Numerical Investigation of Rocket Engine Cooling Channel Heat Transfer for Different Lng Under Trans and Super-Critical Conditions

Abstract

Liquefied Natural Gas LNG is a promising fuel for rocket engines because it offers high-performance thrust and high energy density. While using it for cooling the engine channel presents some challenges. Hydrocarbon impurities and wall roughness impact the cooling effectiveness of rocket engine channels using LNG as a coolant in subcritical and supercritical conditions are investigated. The Reynolds-averaged-Navier-Stokes equations are numerically solved. This study uses a straight cooling channel with a circular cross-section and uniform heat flux. LNG’s thermophysical and transport properties are calculated using the GERG equation of state and extended corresponding states, respectively. The turbulent models are validated numerically for vapor methane and supercritical hydrogen.
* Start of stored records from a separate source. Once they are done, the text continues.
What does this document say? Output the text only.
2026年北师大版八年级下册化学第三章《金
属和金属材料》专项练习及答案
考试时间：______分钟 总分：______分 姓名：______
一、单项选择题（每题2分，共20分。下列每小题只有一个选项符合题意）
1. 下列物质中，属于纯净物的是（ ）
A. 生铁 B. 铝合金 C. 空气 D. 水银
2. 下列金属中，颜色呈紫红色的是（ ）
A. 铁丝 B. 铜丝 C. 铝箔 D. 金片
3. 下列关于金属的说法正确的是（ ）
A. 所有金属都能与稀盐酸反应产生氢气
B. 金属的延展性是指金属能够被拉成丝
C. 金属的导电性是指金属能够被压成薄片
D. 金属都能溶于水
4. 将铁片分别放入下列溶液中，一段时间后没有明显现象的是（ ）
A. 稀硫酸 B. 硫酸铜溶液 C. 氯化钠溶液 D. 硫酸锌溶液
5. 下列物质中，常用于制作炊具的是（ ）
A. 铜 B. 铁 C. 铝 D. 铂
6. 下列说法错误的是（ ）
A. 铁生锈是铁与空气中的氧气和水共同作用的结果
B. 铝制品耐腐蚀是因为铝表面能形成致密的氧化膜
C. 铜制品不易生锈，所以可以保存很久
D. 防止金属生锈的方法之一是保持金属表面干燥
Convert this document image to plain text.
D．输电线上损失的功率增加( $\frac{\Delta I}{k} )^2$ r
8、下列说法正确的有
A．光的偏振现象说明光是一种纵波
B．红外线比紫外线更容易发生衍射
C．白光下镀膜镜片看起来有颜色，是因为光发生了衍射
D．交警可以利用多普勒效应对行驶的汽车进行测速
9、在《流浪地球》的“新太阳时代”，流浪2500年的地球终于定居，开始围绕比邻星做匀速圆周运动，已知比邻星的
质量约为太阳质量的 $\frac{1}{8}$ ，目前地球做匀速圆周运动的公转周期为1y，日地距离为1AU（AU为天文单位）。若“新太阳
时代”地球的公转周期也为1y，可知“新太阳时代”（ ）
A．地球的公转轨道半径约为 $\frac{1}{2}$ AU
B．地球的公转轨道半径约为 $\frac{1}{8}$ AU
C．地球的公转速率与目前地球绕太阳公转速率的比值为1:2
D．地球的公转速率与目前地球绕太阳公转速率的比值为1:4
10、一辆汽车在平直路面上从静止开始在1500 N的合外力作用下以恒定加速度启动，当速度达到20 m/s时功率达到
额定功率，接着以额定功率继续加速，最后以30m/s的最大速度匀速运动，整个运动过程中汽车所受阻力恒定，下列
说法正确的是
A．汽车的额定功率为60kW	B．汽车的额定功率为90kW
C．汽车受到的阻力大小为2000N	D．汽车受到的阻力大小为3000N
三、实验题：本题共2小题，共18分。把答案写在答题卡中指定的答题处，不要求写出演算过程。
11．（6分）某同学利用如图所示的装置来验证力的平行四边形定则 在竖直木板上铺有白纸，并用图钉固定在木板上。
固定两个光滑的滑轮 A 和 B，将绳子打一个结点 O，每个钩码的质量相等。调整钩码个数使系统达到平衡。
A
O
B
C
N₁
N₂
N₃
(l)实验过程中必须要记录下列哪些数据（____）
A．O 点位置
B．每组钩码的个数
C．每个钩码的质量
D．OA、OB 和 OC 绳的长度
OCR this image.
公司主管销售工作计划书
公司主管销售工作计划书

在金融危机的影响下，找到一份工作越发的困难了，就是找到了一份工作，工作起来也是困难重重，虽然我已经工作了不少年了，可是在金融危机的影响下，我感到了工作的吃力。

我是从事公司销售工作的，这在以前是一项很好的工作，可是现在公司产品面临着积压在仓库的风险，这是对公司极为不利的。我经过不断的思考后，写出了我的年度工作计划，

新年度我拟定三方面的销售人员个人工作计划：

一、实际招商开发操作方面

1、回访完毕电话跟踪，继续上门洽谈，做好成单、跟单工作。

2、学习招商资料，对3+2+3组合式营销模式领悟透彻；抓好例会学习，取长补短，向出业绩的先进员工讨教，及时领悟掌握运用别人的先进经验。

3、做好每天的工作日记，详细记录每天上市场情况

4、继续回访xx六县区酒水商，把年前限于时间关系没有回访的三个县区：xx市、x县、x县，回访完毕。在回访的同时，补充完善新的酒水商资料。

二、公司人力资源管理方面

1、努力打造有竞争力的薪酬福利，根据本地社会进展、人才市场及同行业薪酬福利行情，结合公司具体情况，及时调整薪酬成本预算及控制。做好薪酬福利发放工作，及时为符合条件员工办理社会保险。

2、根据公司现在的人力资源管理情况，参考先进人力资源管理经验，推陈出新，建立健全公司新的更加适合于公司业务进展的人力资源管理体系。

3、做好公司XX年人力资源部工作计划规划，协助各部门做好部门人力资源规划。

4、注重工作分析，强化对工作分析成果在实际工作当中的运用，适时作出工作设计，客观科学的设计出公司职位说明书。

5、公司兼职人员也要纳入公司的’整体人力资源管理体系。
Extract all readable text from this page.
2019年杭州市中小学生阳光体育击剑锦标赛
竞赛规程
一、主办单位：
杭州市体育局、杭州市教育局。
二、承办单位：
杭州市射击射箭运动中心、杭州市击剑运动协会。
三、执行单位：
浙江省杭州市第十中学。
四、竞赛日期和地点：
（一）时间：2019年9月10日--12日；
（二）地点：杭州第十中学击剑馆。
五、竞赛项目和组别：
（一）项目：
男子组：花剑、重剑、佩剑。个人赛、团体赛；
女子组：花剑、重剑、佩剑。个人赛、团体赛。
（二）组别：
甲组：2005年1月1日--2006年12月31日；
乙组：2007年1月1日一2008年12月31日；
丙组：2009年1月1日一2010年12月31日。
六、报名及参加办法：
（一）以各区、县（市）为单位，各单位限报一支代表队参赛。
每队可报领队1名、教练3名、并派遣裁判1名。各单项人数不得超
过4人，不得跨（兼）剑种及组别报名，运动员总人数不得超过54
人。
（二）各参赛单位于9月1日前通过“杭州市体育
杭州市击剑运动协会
The results show that Hydrocarbon compositions play a significant role in cricondenbar pressure. As a result of that, the exit pressure from the cooling channel should be more than the critical pressure of 4.6 MPa for pure methane and more than the cricondenbar 5.1 and 7.5 MPa for lean and rich LNG, respectively, to avoid two-phase flow in the cooling channel. The impacts of various wall roughness configurations on the cooling capabilities and pressure drops are sensitive under Trans and supercritical conditions and Hydrocarbon compositions. An increase in small impurities guides to a decrease in pressure drop and cooling capabilities. This study established the essential relationships to calculate the required cooling channel surface roughness and Nusselt Number within the appropriate pressure drop limit. They depend directly on the composition of ethene or propane present in LNG. Increasing the percentage of carbon atoms in LNG allows designers to increase the surface roughness. It improves heat transfer as the pressure drops remain within the permissible limits at a particular mass flux. The study is expected to provide valuable insights into the design of cooling systems for rocket engines, which are crucial for ensuring optimal engine performance.